Speaking of ELdO, I just tried Rien again. This is a BIG, powerful, long-lasting, totally unsweet woody leather. Seems like it would be worth trying, at least to see how dry you want to get. Not sure about it being office-appropriate unless dabbed very lightly!
Update a year later: Wordbird very kindly sent me a few bottles of my long time favourite FdB edt. This, with pure oudh oil underneath has since been my everyday fragrance. It makes me feel like I'm really myself, lovely and weird in the same breath. Not too discrete and not too offensive. The combination is warm and dry, with the FdB camouflaging the more difficult aspects af the oudh. This combination works anywhere for me. Thanks for all your input!
Oooh, sounds really nice! I never thought of layering FdB with anything
I didn't realize this was an update on an older thread until i got down to the end and your layered scent sounds wonderful, but if you're still searching/sampling, seeing that you're a Piguet fan with Bandit and Fracas, have you tried Baghari? It's definitely sweet and floral, but spicy and woody for sure. It's one of my favorite florientals along with Patou's Sublime. Vintage Replique is another oriental chypre I love that you might also enjoy... this is much greener than the other two, but just as sumptuous. All have fabulous drydowns, all are classic if not strictly conservative, and as I guy I wear them all the time without hesitation.
I offer you perfume,
More for its pleasure than for yours;
You perfume perfume.
--Anonymous Ancient Greek Love Lyric
Ungaro I - (Though a male scent, can easily be passed for a womans scent.)

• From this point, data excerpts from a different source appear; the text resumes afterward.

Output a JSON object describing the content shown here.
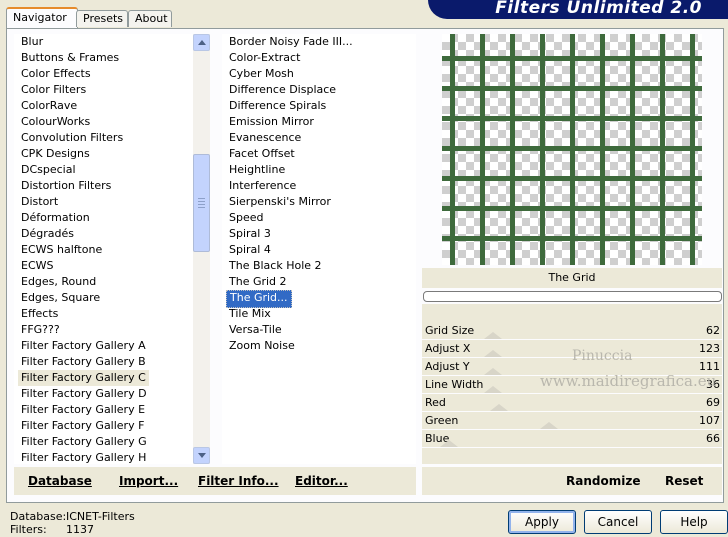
{
  "tabs": [
    {
      "label": "Navigator",
      "active": true
    },
    {
      "label": "Presets",
      "active": false
    },
    {
      "label": "About",
      "active": false
    }
  ],
  "banner_title": "Filters Unlimited 2.0",
  "categories": [
    "Blur",
    "Buttons & Frames",
    "Color Effects",
    "Color Filters",
    "ColorRave",
    "ColourWorks",
    "Convolution Filters",
    "CPK Designs",
    "DCspecial",
    "Distortion Filters",
    "Distort",
    "Déformation",
    "Dégradés",
    "ECWS halftone",
    "ECWS",
    "Edges, Round",
    "Edges, Square",
    "Effects",
    "FFG???",
    "Filter Factory Gallery A",
    "Filter Factory Gallery B",
    "Filter Factory Gallery C",
    "Filter Factory Gallery D",
    "Filter Factory Gallery E",
    "Filter Factory Gallery F",
    "Filter Factory Gallery G",
    "Filter Factory Gallery H"
  ],
  "selected_category": "Filter Factory Gallery C",
  "filters": [
    "Border Noisy Fade III...",
    "Color-Extract",
    "Cyber Mosh",
    "Difference Displace",
    "Difference Spirals",
    "Emission Mirror",
    "Evanescence",
    "Facet Offset",
    "Heightline",
    "Interference",
    "Sierpenski's Mirror",
    "Speed",
    "Spiral 3",
    "Spiral 4",
    "The Black Hole 2",
    "The Grid 2",
    "The Grid...",
    "Tile Mix",
    "Versa-Tile",
    "Zoom Noise"
  ],
  "selected_filter": "The Grid...",
  "preview": {
    "filter_name": "The Grid",
    "grid_color": "#3e6a3c"
  },
  "params": [
    {
      "label": "Grid Size",
      "value": "62"
    },
    {
      "label": "Adjust X",
      "value": "123"
    },
    {
      "label": "Adjust Y",
      "value": "111"
    },
    {
      "label": "Line Width",
      "value": "36"
    },
    {
      "label": "Red",
      "value": "69"
    },
    {
      "label": "Green",
      "value": "107"
    },
    {
      "label": "Blue",
      "value": "66"
    }
  ],
  "watermark": {
    "line1": "Pinuccia",
    "line2": "www.maidiregrafica.eu"
  },
  "left_buttons": [
    "Database",
    "Import...",
    "Filter Info...",
    "Editor..."
  ],
  "right_buttons": [
    "Randomize",
    "Reset"
  ],
  "status": {
    "database_label": "Database:",
    "database_value": "ICNET-Filters",
    "filters_label": "Filters:",
    "filters_value": "1137"
  },
  "dialog_buttons": {
    "apply": "Apply",
    "cancel": "Cancel",
    "help": "Help"
  }
}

Bal A Versailles ( A very dark and decadent scent..sinful!)
Black Orchid (Extremely potent and I'd say it is judicious for a woman of whimsical persona.)
Mitsuoko - (Mildly spicy with a peach/musky/dark/vanilla trance)
Bandit - Robert Piguet (Great scent, mildly animalic and abundantly dark!)
Take care and good luck!
- I Want To Appreciate You With My Eyes Closed-
Chanel Antaeus Equipped With A Double Whipping Of A Black Leather Jacket
Montale's Black Aoud
My suggestions, for your continuing adventure, are:
Parfums d'Empire Ambre Russe
Parfumerie Generale Coze
Acqua di Bella Ca' Luna
The Party The Party In Manhattan
Paco Rabanne Metal
Pierre Balmain Balmain de Balmain
Estee Lauder Azuree
Chanel Vintage Pour Monseiur
Last edited by Hillaire; 18th January 2010 at 05:24 AM.
How about A Travers le Miroir by Thierry Mugler? It's a bitter Tuberose that's woody and herbal. Seeing as you own Fracas this may be right up your street, it's not common either.